Solche - schreiend komischen und dabei stets deadpan vorgetragenen - Dialoge sind eine Spezialität von Corneliu Porumboiu, dem staubtrockenen Minimalisten unter den Regiestars des nach wie vor hochgradig produktiven rumänischen Autorenkinos. Es wird in seinen Filmen oft reichlich verschrobenes Zeug daher geredet - aber stets mit System. Auch verschrobenes Zeug hat eine innere Logik, und seine Figuren sind Meister darin, ihre eigenen Gedankengebäude fein säuberlich bis in den letzten Winkel auszuleuchten, ganz unabhängig von einem möglichen praktischen Nutzen einer solchen Unternehmung. Alles ganz genau wissen zu wollen ist manchmal auch nur eine Form von Dummheit. Und Dummheit ist seit jeher eine zentrale Triebkraft guter Komödien. Die leicht windschiefe Anmutung von Porumboius oft ausnehmend schlacksigen Figuren, die sich selten komplett wohl in ihrer Haut zu fühlen scheinen, ist eine weitere.

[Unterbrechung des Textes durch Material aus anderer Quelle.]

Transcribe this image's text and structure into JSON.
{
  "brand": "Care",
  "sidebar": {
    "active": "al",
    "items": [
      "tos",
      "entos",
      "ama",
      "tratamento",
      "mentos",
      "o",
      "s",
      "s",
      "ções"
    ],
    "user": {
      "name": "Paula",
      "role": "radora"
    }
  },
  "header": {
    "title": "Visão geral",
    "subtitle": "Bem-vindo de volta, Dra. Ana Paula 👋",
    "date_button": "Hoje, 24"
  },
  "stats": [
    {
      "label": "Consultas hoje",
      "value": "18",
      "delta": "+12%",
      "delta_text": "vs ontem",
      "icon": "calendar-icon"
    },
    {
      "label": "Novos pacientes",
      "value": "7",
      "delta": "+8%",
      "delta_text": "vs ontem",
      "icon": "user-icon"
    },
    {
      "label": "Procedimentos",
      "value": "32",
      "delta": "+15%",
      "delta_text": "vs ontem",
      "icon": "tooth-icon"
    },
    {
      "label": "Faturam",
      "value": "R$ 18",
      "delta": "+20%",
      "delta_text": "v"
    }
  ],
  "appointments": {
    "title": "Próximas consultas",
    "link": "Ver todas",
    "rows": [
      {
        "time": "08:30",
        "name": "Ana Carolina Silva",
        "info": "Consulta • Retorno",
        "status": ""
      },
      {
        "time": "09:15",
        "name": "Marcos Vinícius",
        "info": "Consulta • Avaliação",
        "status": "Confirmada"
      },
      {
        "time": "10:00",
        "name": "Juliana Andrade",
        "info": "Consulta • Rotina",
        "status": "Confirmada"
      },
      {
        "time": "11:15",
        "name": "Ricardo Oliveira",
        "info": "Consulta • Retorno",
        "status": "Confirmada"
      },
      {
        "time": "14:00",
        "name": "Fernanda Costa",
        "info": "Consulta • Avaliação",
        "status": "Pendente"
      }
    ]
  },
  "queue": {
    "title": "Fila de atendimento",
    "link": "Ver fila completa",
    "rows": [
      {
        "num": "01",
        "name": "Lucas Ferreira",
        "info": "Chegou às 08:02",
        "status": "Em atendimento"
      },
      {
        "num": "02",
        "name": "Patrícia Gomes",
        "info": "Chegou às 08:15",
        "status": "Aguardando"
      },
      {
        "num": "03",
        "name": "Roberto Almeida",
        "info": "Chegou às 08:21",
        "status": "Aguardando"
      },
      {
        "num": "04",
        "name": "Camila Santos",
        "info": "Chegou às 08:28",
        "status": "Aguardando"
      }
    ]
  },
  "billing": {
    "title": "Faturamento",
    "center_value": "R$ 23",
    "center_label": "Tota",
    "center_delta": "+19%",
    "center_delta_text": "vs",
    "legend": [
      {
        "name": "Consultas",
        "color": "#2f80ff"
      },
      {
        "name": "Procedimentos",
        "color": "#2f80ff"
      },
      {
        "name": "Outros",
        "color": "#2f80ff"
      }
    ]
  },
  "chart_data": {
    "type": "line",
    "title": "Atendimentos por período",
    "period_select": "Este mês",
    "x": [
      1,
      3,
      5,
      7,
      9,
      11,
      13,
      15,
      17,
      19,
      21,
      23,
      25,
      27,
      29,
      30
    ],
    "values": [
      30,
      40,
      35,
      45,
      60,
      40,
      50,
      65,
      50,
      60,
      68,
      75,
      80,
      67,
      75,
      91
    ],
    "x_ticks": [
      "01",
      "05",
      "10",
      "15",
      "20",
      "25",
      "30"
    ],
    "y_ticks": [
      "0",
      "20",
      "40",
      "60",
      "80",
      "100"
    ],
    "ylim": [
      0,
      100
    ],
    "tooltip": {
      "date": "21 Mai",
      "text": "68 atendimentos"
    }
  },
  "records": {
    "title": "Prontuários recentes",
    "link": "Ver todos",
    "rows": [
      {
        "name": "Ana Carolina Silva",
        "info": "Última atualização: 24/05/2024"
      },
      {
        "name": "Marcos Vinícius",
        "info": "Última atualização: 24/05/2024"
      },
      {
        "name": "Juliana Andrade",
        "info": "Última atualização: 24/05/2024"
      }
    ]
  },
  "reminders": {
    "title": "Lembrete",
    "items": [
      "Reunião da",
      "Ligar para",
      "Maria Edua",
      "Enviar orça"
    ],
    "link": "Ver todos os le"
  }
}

Der in physischer wie in psychischer Hinsicht eher subkutan als offensichtlich angeknacksten Disposition seiner Figuren, insbesondere ihrem dezenten Drift ins Zwangsgestörte, entspricht Porumboius dezidiert unaufgeregte und gleichzeitig hochkontrollierte Filmsprache, die Vorlieben für (im Fall von "Der Schatz" cinemascopebreite) Totalen und für aufgeräumte, übersichtliche Dekors hat - Costis spartanisch eingerichtete Wohnung könnte fast, falls es so etwas gäbe, einem realsozialistischen Möbelhausprospekt entsprungen sein. Zu sich selbst kommt dieses Kino in geduldigen Rekonstruktionen prozessualen Handelns, entlang derer der Regisseur eine Poetik der expressiven Redundanz entwickelt: Seine Filme zeigen, gerade aufgrund ihrer nüchternen Aufmachung, dass Prozesse im sozialen Raum, wenn man sie in ihrer Eigendynamik ernst nimmt, nicht auf funktionale Bestimmungen, beziehungsweise Kosten-Nutzen-Rechnungen reduzierbar sind, sondern bei jeder Gelegenheit von Planungsparadoxien und psychologischen Fehlleistungen heimgesucht werden.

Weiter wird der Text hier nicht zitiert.